Come risposta mi gira le spalle e mi precede in cucina: è meglio che se mi avesse fatto “accomodare” in salotto. Ma non si siede e non mi dice di sedermi.

– Allora, che cosa c’è di così importante?

– Ho preferito venire a dirtelo di persona, mi dispiaceva che tu lo sapessi da estranei o dalla radio. O dai giornali. – Perché non guarda la TV.

– Che cosa non devo sapere da estranei? – la sua occhiata mi dice che sono un estraneo anch’io.

- Pietro... Primo è morto.

- Primo?

– Sì. Se ricordo bene Pietro Gambaro un tempo si faceva chiamare Primo.

Si accosta al tavolo, sposta una sedia e si siede. Non piange, non è donna da lacrime.

- Ne sei sicuro?

- L’ho riconosciuto.

Si passa una mano fra i capelli.

- Hai una sigaretta?

Le porgo pacchetto e accendino.

Li prende: – Avevo deciso di smettere.

- Vecchia storia, almeno in questo non è cambiata.

Una boccata, due, poi chiede: – Come è stato?

- Penso che sia stato ucciso, mi hanno chiamato, non aveva documenti, ma l’ho riconosciuto.

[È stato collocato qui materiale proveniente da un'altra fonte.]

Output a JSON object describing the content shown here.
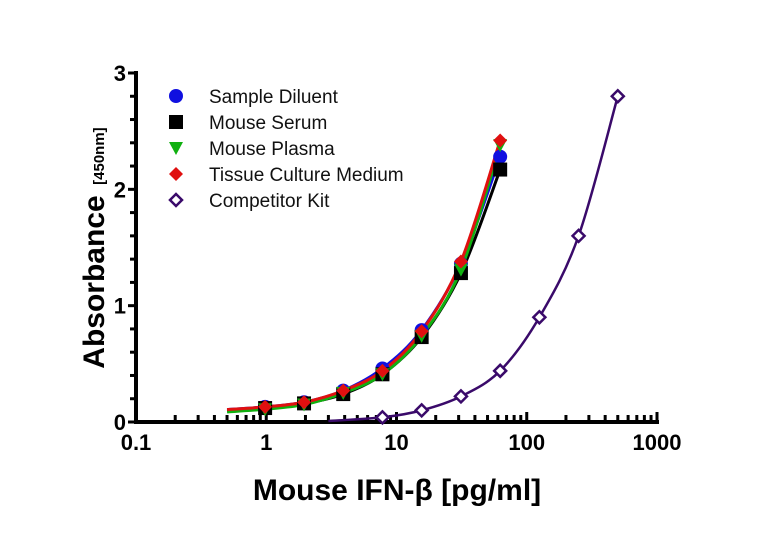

Mi fissa, di sotto in su, ma è come se mi squadrasse dall’alto. – Allora sei in veste ufficiale, da questurino.

– No, almeno non qui, adesso. Non volevo che lo sapessi da altri.

- L’hai già detto.

Vero.

- Come è stato?

– Ancora non sappiamo, ma penso che sia stato ucciso con un colpo alla nuca.

- Arma da fuoco?

- No, perché?

Alza le spalle: – Così. Allora come è stato?

- Corpo contundente. Forse una spranga.

- Bastardi.

Perché al plurale? – Sai qualcosa?

- Me lo chiedi come figlio o come questurino?